Im so sorry. I wish there was something to ease your suffering and help you with how you must be feeling. There is no adequate response I can give. If it helps please do post or email me privately and know that i will read and listen and there's no consolation anyone can offer but there is support. I really do mean that.
 

Lowlight

Well-known member
Who cares about biology anyway. You should love and care for the people who love and take care of you. It doesn't matter how you got here, because you are here now. You should love the people who love you regardless of what some biological goo tells you.
 

¯\(º_o)/¯

Well-known member
So I'm currently 19 years old and I just found out today that my life has been a lie and that I'm not who I think I am. I honestly don't know what to think at this point. I'm still having trouble believing it. As if it wasn't bad enough having my father pass away when I was 14 and going through all this depression I now find out I was someone's unwanted child. Wish I was never told about it to be honest.

If your an unwanted child, then why did your adopted parents spend the last 19 years raising you? Im sure its not the easiest thing to deal with, but that insults the people whom spent the time to raise you as their own

Those people love you, anson sure you love them in my oppion I don't see what changes that. People will always say "blood is thicker then water" or "family is forever and friends are temperay" but that's not true in my book. It the people who show you true love and real respect that are the only ones that should matter

Sorry for being kinda harsh and poor spelling
 
What everybodys saying is fair enough.

BUT (haha you all know me)

You cant possibly expect anybody to see it that way at first glance. No amount of logic or reasoning is going to help you.

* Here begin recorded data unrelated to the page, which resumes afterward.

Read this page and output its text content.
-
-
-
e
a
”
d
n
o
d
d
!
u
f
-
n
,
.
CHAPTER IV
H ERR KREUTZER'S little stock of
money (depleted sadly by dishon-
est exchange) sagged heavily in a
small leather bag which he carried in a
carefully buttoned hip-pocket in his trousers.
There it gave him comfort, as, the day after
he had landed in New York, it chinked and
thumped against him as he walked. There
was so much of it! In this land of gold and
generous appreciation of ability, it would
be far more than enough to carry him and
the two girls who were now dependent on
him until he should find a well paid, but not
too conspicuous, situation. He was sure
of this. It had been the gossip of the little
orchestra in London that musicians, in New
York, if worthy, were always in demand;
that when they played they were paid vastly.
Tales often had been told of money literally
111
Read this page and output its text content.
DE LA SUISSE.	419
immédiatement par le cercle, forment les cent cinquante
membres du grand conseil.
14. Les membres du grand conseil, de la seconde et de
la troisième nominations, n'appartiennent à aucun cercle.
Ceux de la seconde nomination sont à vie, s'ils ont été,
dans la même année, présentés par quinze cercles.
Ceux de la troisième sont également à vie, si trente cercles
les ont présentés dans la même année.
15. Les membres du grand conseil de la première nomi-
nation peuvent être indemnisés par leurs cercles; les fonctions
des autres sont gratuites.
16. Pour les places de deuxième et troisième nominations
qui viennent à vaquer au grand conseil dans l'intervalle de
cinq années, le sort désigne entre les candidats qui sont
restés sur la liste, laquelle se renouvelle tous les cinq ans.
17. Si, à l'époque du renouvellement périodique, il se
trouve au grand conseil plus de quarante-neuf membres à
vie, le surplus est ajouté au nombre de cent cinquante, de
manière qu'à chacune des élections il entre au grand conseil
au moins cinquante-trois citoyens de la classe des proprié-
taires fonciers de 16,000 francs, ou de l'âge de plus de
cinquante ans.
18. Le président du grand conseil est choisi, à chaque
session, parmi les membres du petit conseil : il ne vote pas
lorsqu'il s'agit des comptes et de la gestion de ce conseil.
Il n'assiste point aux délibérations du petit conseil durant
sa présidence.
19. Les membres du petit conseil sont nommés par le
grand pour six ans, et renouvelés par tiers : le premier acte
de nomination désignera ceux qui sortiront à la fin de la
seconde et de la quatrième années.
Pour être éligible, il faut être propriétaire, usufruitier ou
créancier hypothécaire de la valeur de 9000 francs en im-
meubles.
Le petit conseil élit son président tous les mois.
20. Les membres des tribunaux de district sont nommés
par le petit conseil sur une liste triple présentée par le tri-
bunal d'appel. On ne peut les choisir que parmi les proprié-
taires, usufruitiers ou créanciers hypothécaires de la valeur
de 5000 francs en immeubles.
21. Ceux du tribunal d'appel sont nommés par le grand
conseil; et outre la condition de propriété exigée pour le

If it was any of us, regardless if we'd had an AMAZING life or not, we would ALL be in shock and feel these emotions. These are all very sensible comments but its too soon. This requires compassion. We would all feel like we were missing a piece, at a loss for our identity, betrayed. And no amount of applied logic would help that. Its too soon for all that.
 

WeirdyMcGee

Well-known member
You ARE someone's wanted child - just because you aren't related by blood doesn't mean your adopted parents love you as much as any parent loves their children.
...As everyone has been saying.

You just need some time to let it sink in and to reflect on yourself.
You're still you; you just found something out that changes your family's medical history- that's all.
 
Sorry that was a litl unclear when i read it back. Apologies im still on phone. What I mean is i think everybody wants to be helpful but I dont think advice is going to be helpful. It must be such a big shock. I would imagine that it would feel like your identity had been scrambled. It would take time to process before deciding how you would feel about the situation. Initially your world would feel like a different place and the people would seem differently lit. It takes time. Nobody could ignore this thread but none of us really know what to say to help. Just sorry that youre in this difficult place. Please do feel free to discuss it or talk about it. Nobody could possibly undrstand but we will be happy to listen and offer opinion if you would like input.
 

MsBuzzkillington

Well-known member
Your whole life isn't a lie. Everything you have done up until this point has been part of who you are and things you've done and experienced.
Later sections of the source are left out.